What M&A means for IT
From an IT organization’s perspective, tech acquisitions can potentially lead to a number of disturbing repercussions, including:
- Discontinued product lines
- Product integration difficulties
- Increased complexity in IT planning and implementation
- More vendor lock-in
- Decreased innovation
- Price increases
However, most IT managers are not particularly concerned about M&A activity.
In a 451 Alliance survey of more than 1,000 IT managers, 61% said that they were not concerned about mergers and acquisitions, while 40% expressed some level of concern about M&A (with only 7% saying that they were ‘very’ concerned).
Among respondents that did express concerns about M&A, the most frequently cited reasons were ‘disruption of our current relationship’ and concerns around a key vendor (acquirer or target) losing strategic focus.
Among the survey participants that were not concerned about M&A, about half of them simply don’t think that one of their primary vendors will be acquired.
Big Blue + Red Hat
The dollar volume of IBM’s acquisition of open source pioneer Red Hat equaled the sum of 2018’s second- and third-largest acquisitions combined. And, not surprisingly, it generated the most input from the IT community.
However, in a survey of 451 Alliance members, the responses were – for the most part – neutral, with only 6% viewing the deal as ‘very negative.’
Hybrid Clouds
IBM’s acquisition of Red Hat will have ramifications across a wide array of technologies, most notably Red Hat specialties such as open source software, cloud computing, automation and DevOps, containers and Kubernetes, and cloud-native application development and deployment. In theory, the acquisition should strengthen IBM’s positions in all of these areas.
But for IT, the most positive effects may be in hybrid cloud environments.
According to the 451 Alliance membership, 58% of enterprises are currently pursuing a hybrid cloud strategy, and a large percentage of those initiatives involve IBM or Red Hat. (About 40% of enterprises in the 451 Alliance are customers of both IBM and Red Hat.)
Acquiring Red Hat should help Big Blue expand its reach into competing clouds, such as AWS, Google Cloud and Microsoft Azure, which partner with Red Hat around products such as Red Hat Enterprise Linux (RHEL) and OpenShift for containers and Kubernetes. (IBM was an early supporter of Kubernetes, and Red Hat holds a leadership position in that market, a position that was bolstered by its acquisition of CoreOS early this year.)
In general, the combined company could be good news for IT organizations pursuing multi-cloud and hybrid-cloud initiatives, although 451 Research believes that this will depend in large part on whether IBM retains Red Hat’s independence (which it promised to do when it announced the acquisition).
“Adopt the culture of being a fast-paced innovative company that Red Hat is.
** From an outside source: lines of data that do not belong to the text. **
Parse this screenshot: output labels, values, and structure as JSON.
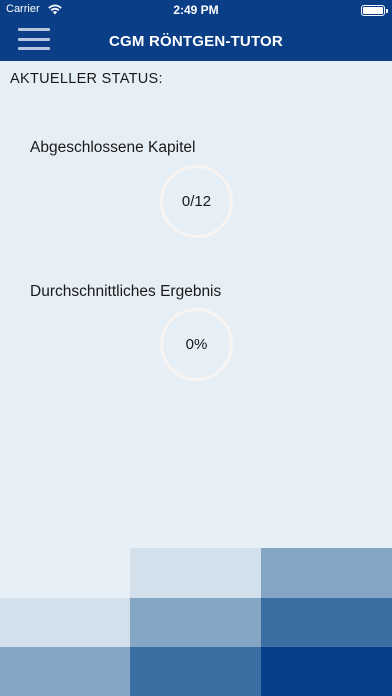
{
  "statusbar": {
    "carrier": "Carrier",
    "time": "2:49 PM",
    "wifi_icon": "wifi-icon",
    "battery_icon": "battery-icon"
  },
  "header": {
    "title": "CGM RÖNTGEN-TUTOR",
    "menu_icon": "hamburger-menu-icon",
    "background_color": "#0a3f88"
  },
  "main": {
    "heading": "AKTUELLER STATUS:",
    "stats": [
      {
        "label": "Abgeschlossene Kapitel",
        "value": "0/12"
      },
      {
        "label": "Durchschnittliches Ergebnis",
        "value": "0%"
      }
    ]
  },
  "mosaic": {
    "colors": {
      "lightest": "#e6eef6",
      "light": "#d2e0ec",
      "medium": "#85a5c5",
      "dark": "#3b6ea3",
      "darkest": "#053f8a"
    }
  }
}
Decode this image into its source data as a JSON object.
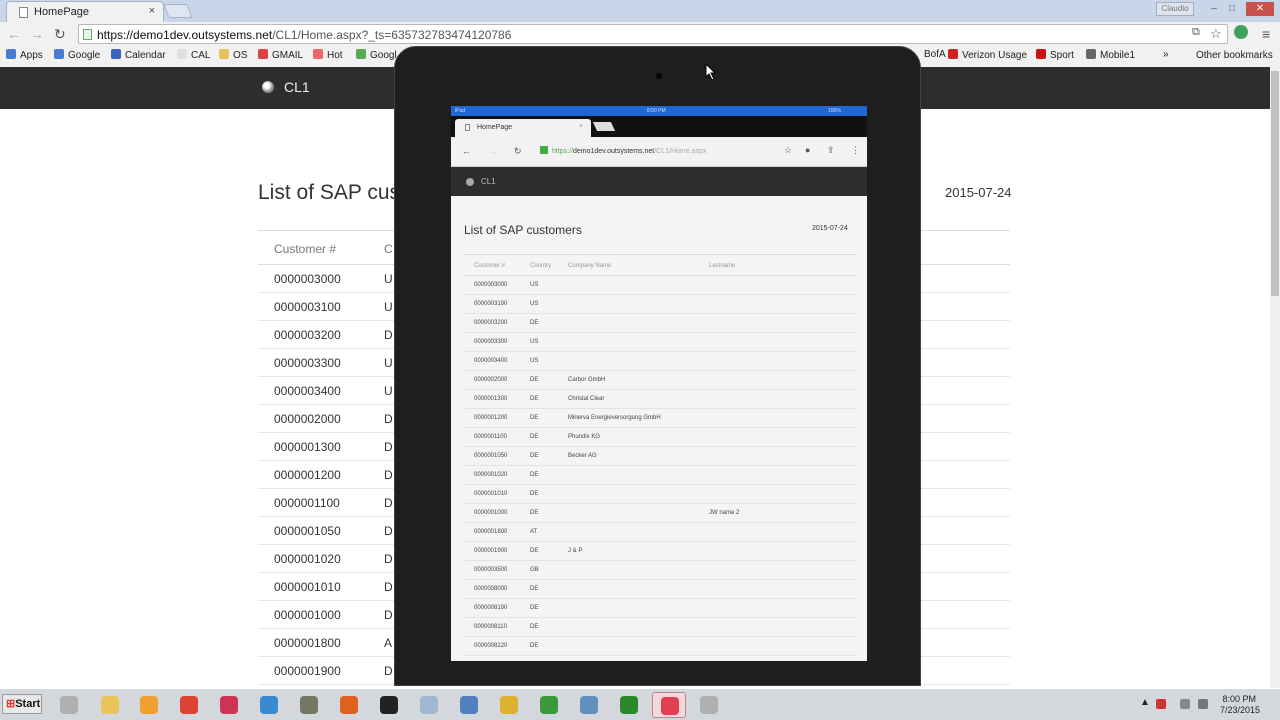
{
  "browser": {
    "tab_title": "HomePage",
    "tab_close": "×",
    "user_badge": "Claudio",
    "url_host": "https://demo1dev.outsystems.net",
    "url_path": "/CL1/Home.aspx?_ts=635732783474120786",
    "bookmarks": [
      {
        "label": "Apps",
        "color": "#4a7bd1"
      },
      {
        "label": "Google",
        "color": "#4a7bd1"
      },
      {
        "label": "Calendar",
        "color": "#3a62c0"
      },
      {
        "label": "CAL",
        "color": "#e0e0e0"
      },
      {
        "label": "OS",
        "color": "#e8c060"
      },
      {
        "label": "GMAIL",
        "color": "#d44"
      },
      {
        "label": "Hot",
        "color": "#e66"
      },
      {
        "label": "Googl",
        "color": "#5a5"
      },
      {
        "label": "BofA",
        "color": "#c22"
      },
      {
        "label": "Verizon Usage",
        "color": "#c22"
      },
      {
        "label": "Sport",
        "color": "#c11"
      },
      {
        "label": "Mobile1",
        "color": "#666"
      }
    ],
    "overflow": "»",
    "other_bookmarks": "Other bookmarks"
  },
  "site": {
    "title": "CL1",
    "heading": "List of SAP cus",
    "date": "2015-07-24",
    "headers": [
      "Customer #",
      "C"
    ],
    "rows": [
      [
        "0000003000",
        "U"
      ],
      [
        "0000003100",
        "U"
      ],
      [
        "0000003200",
        "D"
      ],
      [
        "0000003300",
        "U"
      ],
      [
        "0000003400",
        "U"
      ],
      [
        "0000002000",
        "D"
      ],
      [
        "0000001300",
        "D"
      ],
      [
        "0000001200",
        "D"
      ],
      [
        "0000001100",
        "D"
      ],
      [
        "0000001050",
        "D"
      ],
      [
        "0000001020",
        "D"
      ],
      [
        "0000001010",
        "D"
      ],
      [
        "0000001000",
        "D"
      ],
      [
        "0000001800",
        "A"
      ],
      [
        "0000001900",
        "D"
      ]
    ]
  },
  "ipad": {
    "status_left": "iPad",
    "status_time": "8:00 PM",
    "status_battery": "100%",
    "tab_title": "HomePage",
    "tab_close": "×",
    "url_scheme": "https://",
    "url_host": "demo1dev.outsystems.net",
    "url_path": "/CL1/Home.aspx",
    "site_title": "CL1",
    "heading": "List of SAP customers",
    "date": "2015-07-24",
    "headers": [
      "Customer #",
      "Country",
      "Company Name",
      "Lastname"
    ],
    "rows": [
      [
        "0000003000",
        "US",
        "",
        ""
      ],
      [
        "0000003100",
        "US",
        "",
        ""
      ],
      [
        "0000003200",
        "DE",
        "",
        ""
      ],
      [
        "0000003300",
        "US",
        "",
        ""
      ],
      [
        "0000003400",
        "US",
        "",
        ""
      ],
      [
        "0000002000",
        "DE",
        "Carbor GmbH",
        ""
      ],
      [
        "0000001300",
        "DE",
        "Christal Clear",
        ""
      ],
      [
        "0000001200",
        "DE",
        "Minerva Energieversorgung GmbH",
        ""
      ],
      [
        "0000001100",
        "DE",
        "Phundix KG",
        ""
      ],
      [
        "0000001050",
        "DE",
        "Becker AG",
        ""
      ],
      [
        "0000001020",
        "DE",
        "",
        ""
      ],
      [
        "0000001010",
        "DE",
        "",
        ""
      ],
      [
        "0000001000",
        "DE",
        "",
        "JW name 2"
      ],
      [
        "0000001800",
        "AT",
        "",
        ""
      ],
      [
        "0000001900",
        "DE",
        "J & P",
        ""
      ],
      [
        "0000003500",
        "GB",
        "",
        ""
      ],
      [
        "0000008000",
        "DE",
        "",
        ""
      ],
      [
        "0000008100",
        "DE",
        "",
        ""
      ],
      [
        "0000008110",
        "DE",
        "",
        ""
      ],
      [
        "0000008120",
        "DE",
        "",
        ""
      ]
    ]
  },
  "taskbar": {
    "start_label": "Start",
    "apps": [
      {
        "name": "app-disc",
        "color": "#b0b0b0"
      },
      {
        "name": "app-explorer",
        "color": "#e8c45a"
      },
      {
        "name": "app-media",
        "color": "#f0a030"
      },
      {
        "name": "app-chrome",
        "color": "#dd4433"
      },
      {
        "name": "app-snip",
        "color": "#cc3355"
      },
      {
        "name": "app-ie",
        "color": "#3a8ad0"
      },
      {
        "name": "app-gimp",
        "color": "#777766"
      },
      {
        "name": "app-firefox",
        "color": "#e06020"
      },
      {
        "name": "app-cmd",
        "color": "#222222"
      },
      {
        "name": "app-calc",
        "color": "#a0b8d0"
      },
      {
        "name": "app-metro",
        "color": "#5080c0"
      },
      {
        "name": "app-folder",
        "color": "#e0b030"
      },
      {
        "name": "app-green-c",
        "color": "#3a9a3a"
      },
      {
        "name": "app-screen",
        "color": "#6090c0"
      },
      {
        "name": "app-green-c2",
        "color": "#2a8a2a"
      },
      {
        "name": "app-paint",
        "color": "#e04050"
      },
      {
        "name": "app-disc2",
        "color": "#b0b0b0"
      }
    ],
    "time": "8:00 PM",
    "date": "7/23/2015"
  }
}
And don’t change the color of the hat.”
As one 451 Alliance member put it: “Let Red Hat retain its independence and do what it does well. Do not engulf it in the IBM machine and gut it.”
Another 451 Alliance IT manager offered this advice to IBM: “Adopt the culture of being a fast-paced innovative company that Red Hat is. And don’t change the color of the hat.”
Among the surveyed IT managers that had positive views of the acquisition, 23% cited the fact that the two companies are complementary (although 22% think they are not a good fit), 21% believe that IBM’s open source products will improve, and 18% expect improvements in multi-cloud offerings because of the deal.
IT managers that harbor negative views of the deal point to potentially more vendor lock-in (20%) and decreased innovation (13%).